Pada zamannya, nama Bastian sungguh harum. Dialah yang mengantarkan etnologi dan antropologi hingga diakui sebagai salah satu cabang ilmu pengetahuan. Atas jasa-jasanya, Kaisar Jerman, William, memindahkan makamnya dari Trinidad, Amerika, ke pemakaman di pusat Kota Berlin pada 1905.
Bastian mangkat akibat kecelakaan mobil di Port of Spain, Trinidad—kini Trinidad-Tobago—pada 3 Februari 1905. Gara-garanya, konon sopirnya, seorang anak muda negeri itu, ugal-ugalan membejak pedal gas di tengah kota. Akibatnya, terjadi tabrakan dengan mobil lain.
Ketika Adolf Hitler berkuasa, makam Bastian digusur bersama makam warga Berlin lainnya. Pemimpin Nazi ini ingin membangun jalan baru yang menghubungkan Berlin dengan beberapa daerah lain. Saat penggusuran baru dimulai, Hitler takluk kepada Sekutu. Jalan itu tak pernah jadi kenyataan, tapi makam Bastian sudah dipindahkan ke peristirahatannya yang sekarang.
Makam itu ada di Sudwestkirchhofs Stahnsdorf, sekitar 30 kilometer ke arah barat daya dari pusat Kota Berlin. Pemakaman umum seluas 156 hektare ini dikelola oleh pemerintah kota sekaligus negara bagian Berlin. Berada di dekat jalan raya Berlin-Potsdam, kompleks makam ini dipenuhi cemara, linden, dan mapel yang sedang meranggas.
Di sini juga dimakamkan sejumlah orang terkenal Jerman. Sebagiannya akrab dengan Indonesia dan kawan dekat Bastian. Friedrich Murnau, misalnya, seniman yang merintis lahirnya desa seni di Ubud, Bali. Lainnya adalah etnolog Fedor Jagor, yang juga akrab dengan Indonesia, meskipun kemudian banyak melakukan riset etnologi dan antropologi di Filipina.
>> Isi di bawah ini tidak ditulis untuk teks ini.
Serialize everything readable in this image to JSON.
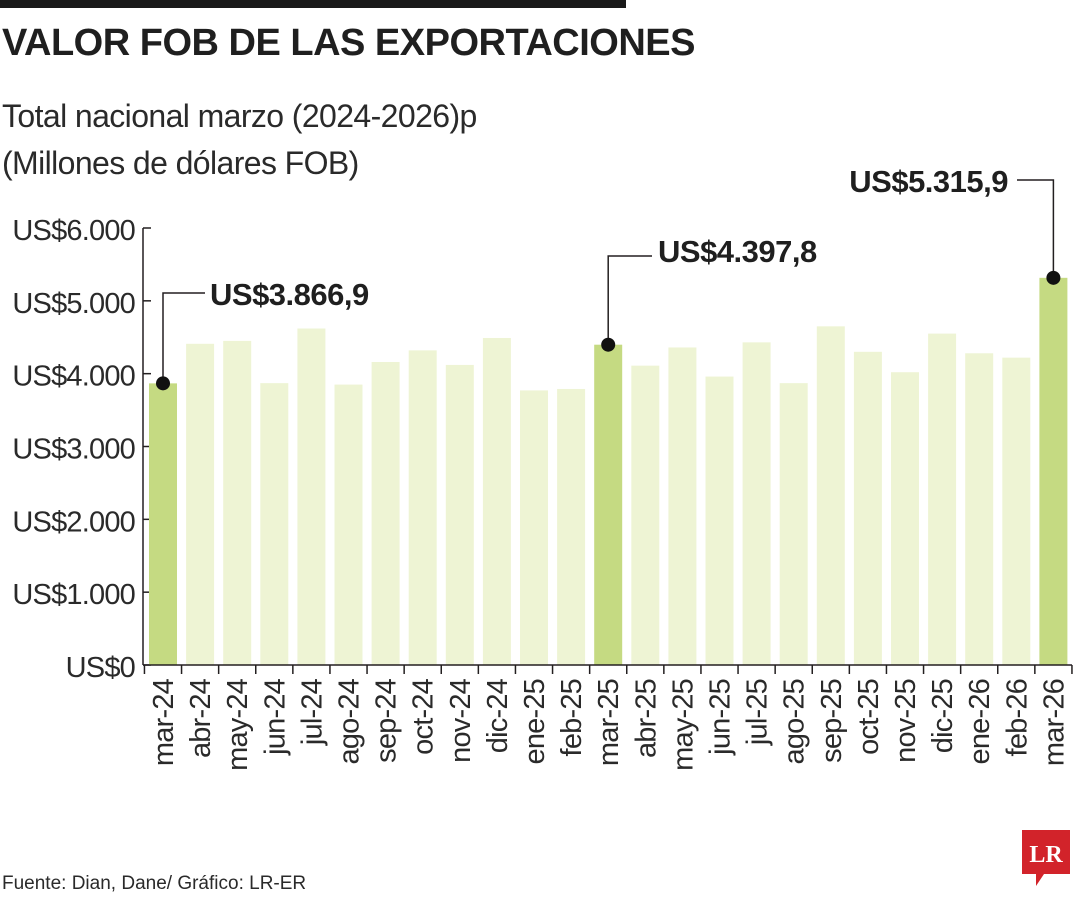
{
  "header": {
    "title": "VALOR FOB DE LAS EXPORTACIONES",
    "subtitle_line1": "Total nacional marzo (2024-2026)p",
    "subtitle_line2": "(Millones de dólares FOB)"
  },
  "footer": {
    "source": "Fuente: Dian, Dane/ Gráfico: LR-ER",
    "logo_text": "LR"
  },
  "colors": {
    "highlight": "#c5da82",
    "base": "#eef4d4",
    "text": "#231f20",
    "brand_red": "#d2232a"
  },
  "chart_data": {
    "type": "bar",
    "categories": [
      "mar-24",
      "abr-24",
      "may-24",
      "jun-24",
      "jul-24",
      "ago-24",
      "sep-24",
      "oct-24",
      "nov-24",
      "dic-24",
      "ene-25",
      "feb-25",
      "mar-25",
      "abr-25",
      "may-25",
      "jun-25",
      "jul-25",
      "ago-25",
      "sep-25",
      "oct-25",
      "nov-25",
      "dic-25",
      "ene-26",
      "feb-26",
      "mar-26"
    ],
    "values": [
      3866.9,
      4410,
      4450,
      3870,
      4620,
      3850,
      4160,
      4320,
      4120,
      4490,
      3770,
      3790,
      4397.8,
      4110,
      4360,
      3960,
      4430,
      3870,
      4650,
      4300,
      4020,
      4550,
      4280,
      4220,
      5315.9
    ],
    "highlighted": [
      "mar-24",
      "mar-25",
      "mar-26"
    ],
    "annotations": [
      {
        "category": "mar-24",
        "label": "US$3.866,9"
      },
      {
        "category": "mar-25",
        "label": "US$4.397,8"
      },
      {
        "category": "mar-26",
        "label": "US$5.315,9"
      }
    ],
    "yticks": [
      0,
      1000,
      2000,
      3000,
      4000,
      5000,
      6000
    ],
    "ytick_labels": [
      "US$0",
      "US$1.000",
      "US$2.000",
      "US$3.000",
      "US$4.000",
      "US$5.000",
      "US$6.000"
    ],
    "ylim": [
      0,
      6000
    ],
    "grid": false,
    "xlabel": "",
    "ylabel": ""
  }
}
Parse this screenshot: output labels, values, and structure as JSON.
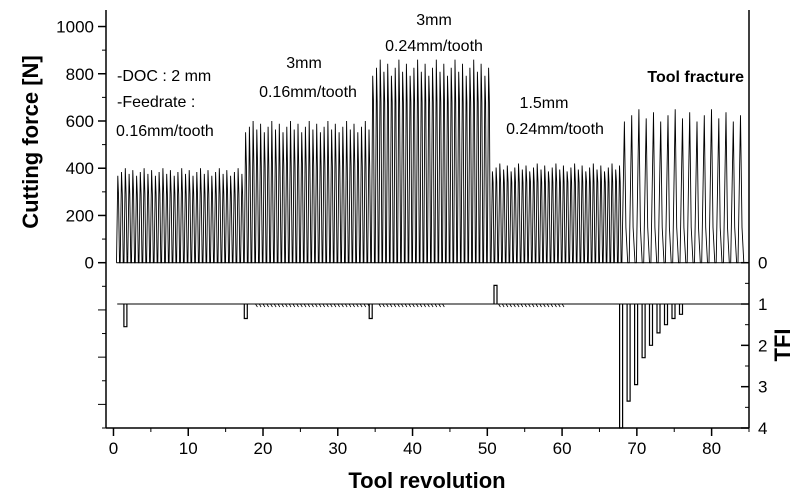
{
  "chart_data": {
    "type": "line",
    "title": "",
    "xlabel": "Tool revolution",
    "ylabel_left": "Cutting force [N]",
    "ylabel_right": "TFI",
    "xlim": [
      -1,
      85
    ],
    "ylim_left": [
      -700,
      1070
    ],
    "ylim_right": [
      0,
      4
    ],
    "x_ticks": [
      0,
      10,
      20,
      30,
      40,
      50,
      60,
      70,
      80
    ],
    "y_ticks_left": [
      0,
      200,
      400,
      600,
      800,
      1000
    ],
    "y_ticks_right": [
      0,
      1,
      2,
      3,
      4
    ],
    "grid": false,
    "annotations": [
      {
        "lines": [
          "-DOC : 2 mm",
          "-Feedrate :",
          "0.16mm/tooth"
        ],
        "bold": false
      },
      {
        "lines": [
          "3mm",
          "0.16mm/tooth"
        ],
        "bold": false
      },
      {
        "lines": [
          "3mm",
          "0.24mm/tooth"
        ],
        "bold": false
      },
      {
        "lines": [
          "1.5mm",
          "0.24mm/tooth"
        ],
        "bold": false
      },
      {
        "lines": [
          "Tool fracture"
        ],
        "bold": true
      }
    ],
    "series": [
      {
        "axis": "left",
        "segments": [
          {
            "x_start": 0.4,
            "x_end": 17.5,
            "force_peak": 400,
            "force_mean": 290,
            "teeth_per_rev": 2
          },
          {
            "x_start": 17.5,
            "x_end": 34.5,
            "force_peak": 600,
            "force_mean": 410,
            "teeth_per_rev": 2
          },
          {
            "x_start": 34.5,
            "x_end": 50.5,
            "force_peak": 860,
            "force_mean": 680,
            "teeth_per_rev": 2
          },
          {
            "x_start": 50.5,
            "x_end": 68.0,
            "force_peak": 420,
            "force_mean": 340,
            "teeth_per_rev": 2
          },
          {
            "x_start": 68.0,
            "x_end": 84.5,
            "force_peak": 650,
            "force_mean": 150,
            "teeth_per_rev": 1
          }
        ]
      },
      {
        "axis": "right",
        "baseline": 1,
        "x_start": 0.5,
        "x_end": 84.5,
        "events": [
          {
            "x": 1.8,
            "tfi": 1.55
          },
          {
            "x": 17.9,
            "tfi": 1.35
          },
          {
            "x": 34.6,
            "tfi": 1.35
          },
          {
            "x": 51.3,
            "tfi": 0.55
          },
          {
            "x": 68.1,
            "tfi": 4.0
          },
          {
            "x": 69.1,
            "tfi": 3.35
          },
          {
            "x": 70.1,
            "tfi": 2.95
          },
          {
            "x": 71.1,
            "tfi": 2.3
          },
          {
            "x": 72.1,
            "tfi": 2.0
          },
          {
            "x": 73.1,
            "tfi": 1.7
          },
          {
            "x": 74.1,
            "tfi": 1.5
          },
          {
            "x": 75.1,
            "tfi": 1.35
          },
          {
            "x": 76.1,
            "tfi": 1.25
          }
        ],
        "ripple_ranges": [
          {
            "x_start": 19.0,
            "x_end": 34.0
          },
          {
            "x_start": 35.5,
            "x_end": 44.0
          },
          {
            "x_start": 51.5,
            "x_end": 60.0
          }
        ]
      }
    ]
  }
}
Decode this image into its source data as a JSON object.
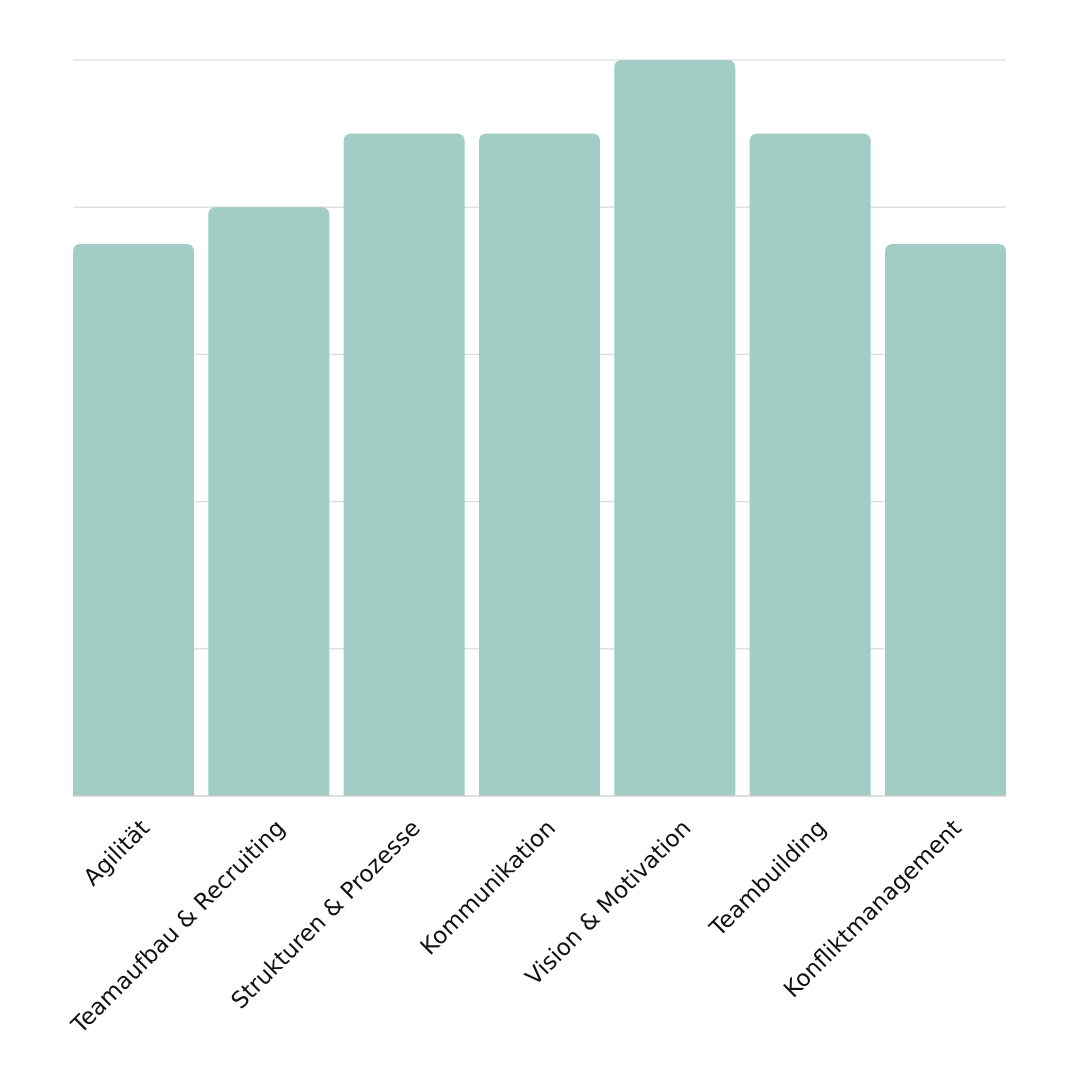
{
  "chart_data": {
    "type": "bar",
    "categories": [
      "Agilität",
      "Teamaufbau & Recruiting",
      "Strukturen & Prozesse",
      "Kommunikation",
      "Vision & Motivation",
      "Teambuilding",
      "Konfliktmanagement"
    ],
    "values": [
      3.75,
      4.0,
      4.5,
      4.5,
      5.0,
      4.5,
      3.75
    ],
    "ylim": [
      0,
      5
    ],
    "y_gridlines": [
      1,
      2,
      3,
      4,
      5
    ],
    "grid": true,
    "legend": "none",
    "title": "",
    "xlabel": "",
    "ylabel": "",
    "colors": {
      "bar": "#a1cdc4",
      "grid": "#dddddd",
      "axis": "#cccccc",
      "label": "#111111"
    }
  }
}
Orang hebat lain yang beristirahat di pemakaman ini adalah Carl Friedrich von Siemens. Ia adalah pendiri Siemens, perusahaan elektronik, teknologi informasi, perangkat keras, dan real estate terkemuka di dunia.
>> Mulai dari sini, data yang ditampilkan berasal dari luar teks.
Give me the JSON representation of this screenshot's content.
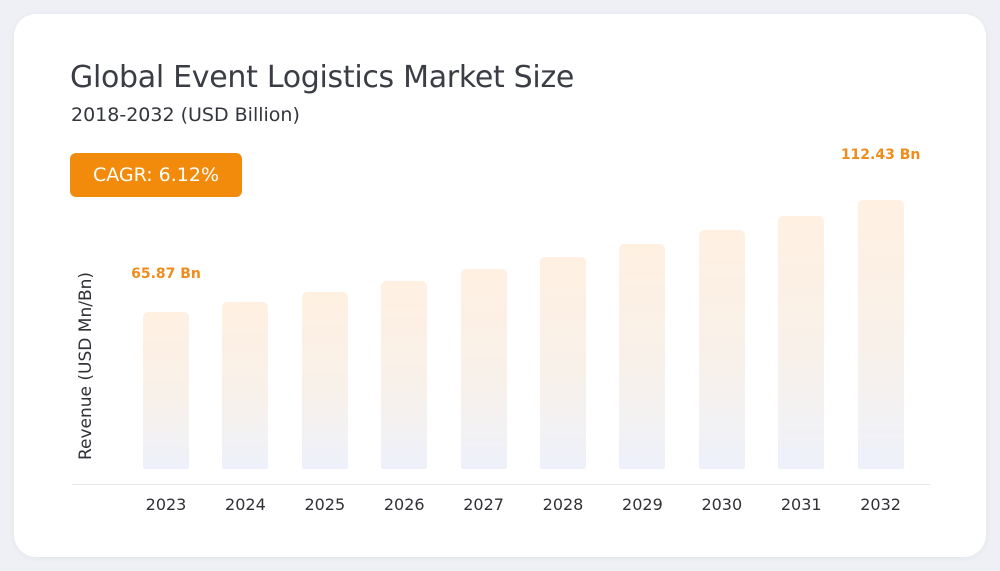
{
  "header": {
    "title": "Global Event Logistics Market Size",
    "subtitle": "2018-2032 (USD Billion)",
    "cagr_badge": "CAGR: 6.12%"
  },
  "colors": {
    "accent": "#f28b0c",
    "label": "#ef8d1c",
    "bar_top": "#fff0e1",
    "bar_bottom": "#eef1fa",
    "text": "#3a3d44"
  },
  "chart_data": {
    "type": "bar",
    "title": "Global Event Logistics Market Size",
    "subtitle": "2018-2032 (USD Billion)",
    "xlabel": "",
    "ylabel": "Revenue (USD Mn/Bn)",
    "categories": [
      "2023",
      "2024",
      "2025",
      "2026",
      "2027",
      "2028",
      "2029",
      "2030",
      "2031",
      "2032"
    ],
    "values": [
      65.87,
      69.9,
      74.2,
      78.7,
      83.5,
      88.6,
      94.1,
      99.8,
      105.9,
      112.43
    ],
    "data_labels": [
      {
        "category": "2023",
        "text": "65.87 Bn"
      },
      {
        "category": "2032",
        "text": "112.43 Bn"
      }
    ],
    "annotation": "CAGR: 6.12%",
    "ylim": [
      0,
      120
    ],
    "grid": false,
    "legend": null
  }
}
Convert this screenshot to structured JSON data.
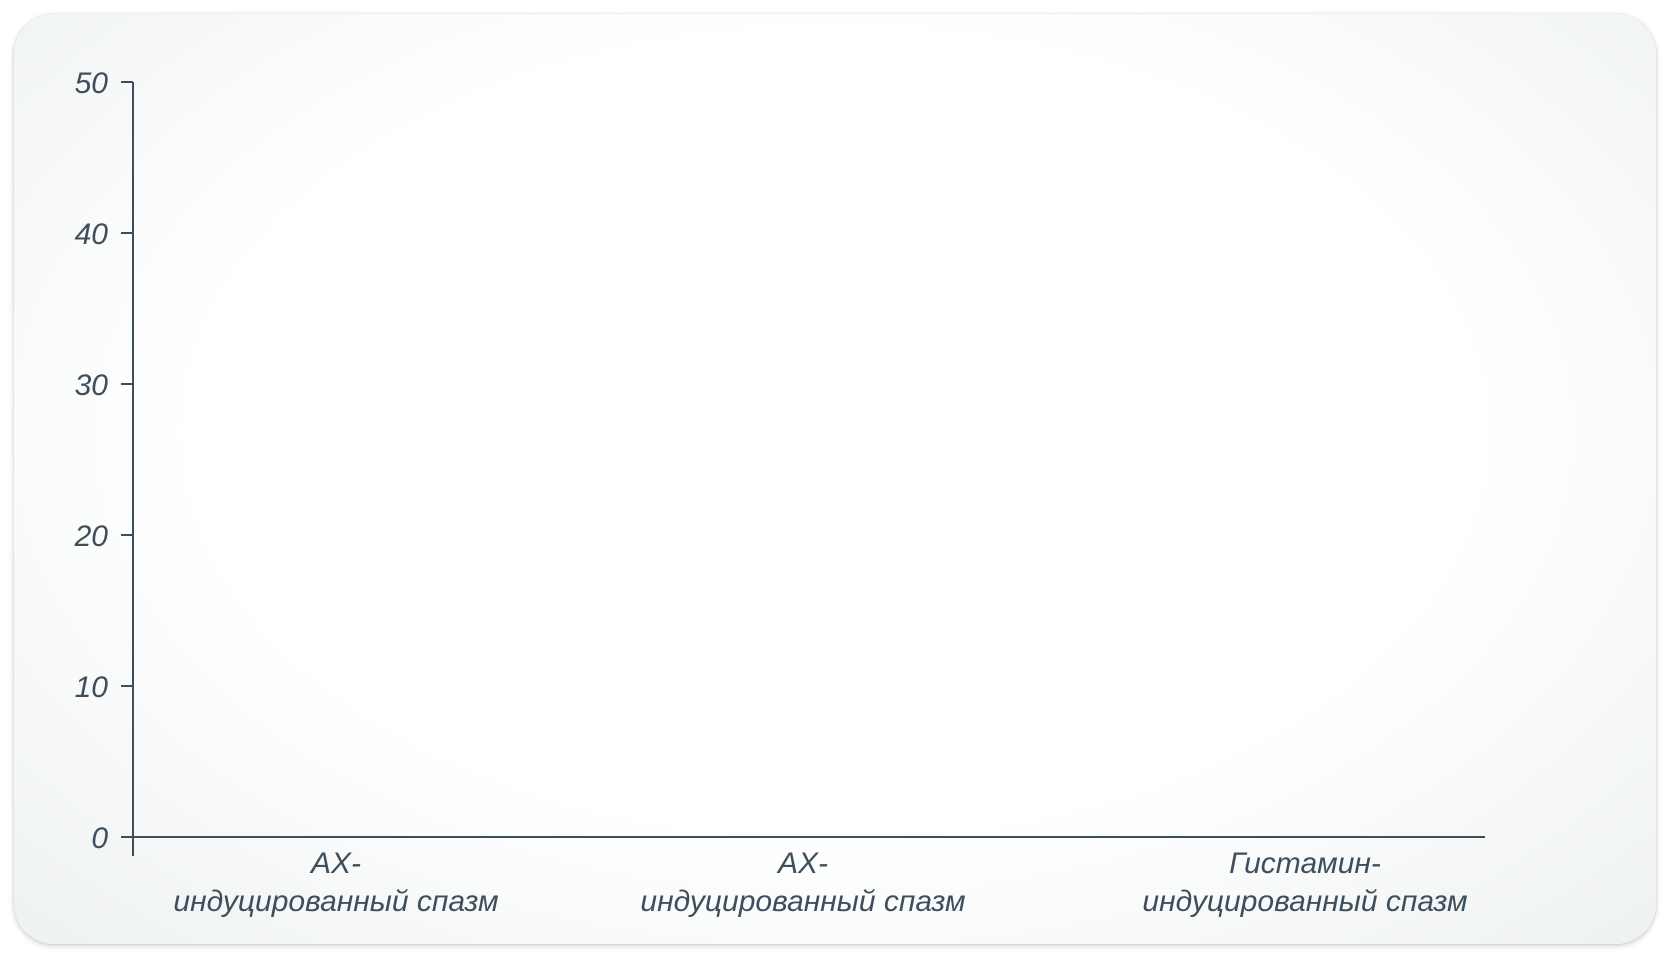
{
  "chart_data": {
    "type": "bar",
    "categories": [
      [
        "АХ-",
        "индуцированный спазм"
      ],
      [
        "АХ-",
        "индуцированный спазм"
      ],
      [
        "Гистамин-",
        "индуцированный спазм"
      ]
    ],
    "series": [],
    "ylim": [
      0,
      50
    ],
    "yticks": [
      0,
      10,
      20,
      30,
      40,
      50
    ],
    "grid": false,
    "colors": {
      "axis": "#3d4f5c",
      "text": "#3d4f5c"
    }
  }
}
Pemerintah Berlin memberikan tanda istimewa berupa keramik merah bata pada makam Bastian, untuk membedakannya dari makam orang biasa. Asal tahu, sangat jarang makam yang memiliki tanda seperti itu di kompleks tersebut.
Sepanjang hidupnya, Bastian menghabiskan banyak waktunya untuk melakukan perjalanan ke berbagai belahan dunia. Saking sibuknya bertualang, ujar Lachmes, ”Bastian tidak pernah menikah.”
Bastian mengunjungi Indonesia empat atau lima kali antara tahun 1864 dan 1880. Sekali berangkat ia menghabiskan waktu berbulan-bulan, bahkan hingga setahun. ”Untuk mengenal seluk-beluk tata cara hidup dan budaya Nusantara yang ia kaji,” ujar Berg, ”ia sering tidur di rumah penduduk.”
Tapi ia juga punya hotel favorit di Indonesia. Salah satunya Hotel Salak di tepi Kebun Raya Bogor.
Di Indonesia, ia pernah melakukan perjalanan menelusuri jalan darat dari Batavia (Jakarta) ke Banten, Teluk Betung, Bengkulu, Padang, Bukittinggi, Padang Sidempuan, hingga Samosir di Sumatera Utara. Ia juga meneliti Yogyakarta dan Solo dan sangat menikmati Bali. Selain itu, ia mempelajari adat-istiadat penduduk Kalimantan, Sulawesi, Maluku, Flores, dan Timor.
Hasil kunjungannya ke Indonesia adalah koleksi benda etnik dari seantero Nusantara miliknya. Ada wayang kulit, wayang golek, wayang beber, dan gamelan. Ada juga peranti memasak di dapur, peralatan bertani, serta senjata untuk berburu. Oleh-oleh itu ia angkut dengan kapal laut ke rumahnya di Berlin, tidak jauh dari kawasan elite Potsdamer Platz.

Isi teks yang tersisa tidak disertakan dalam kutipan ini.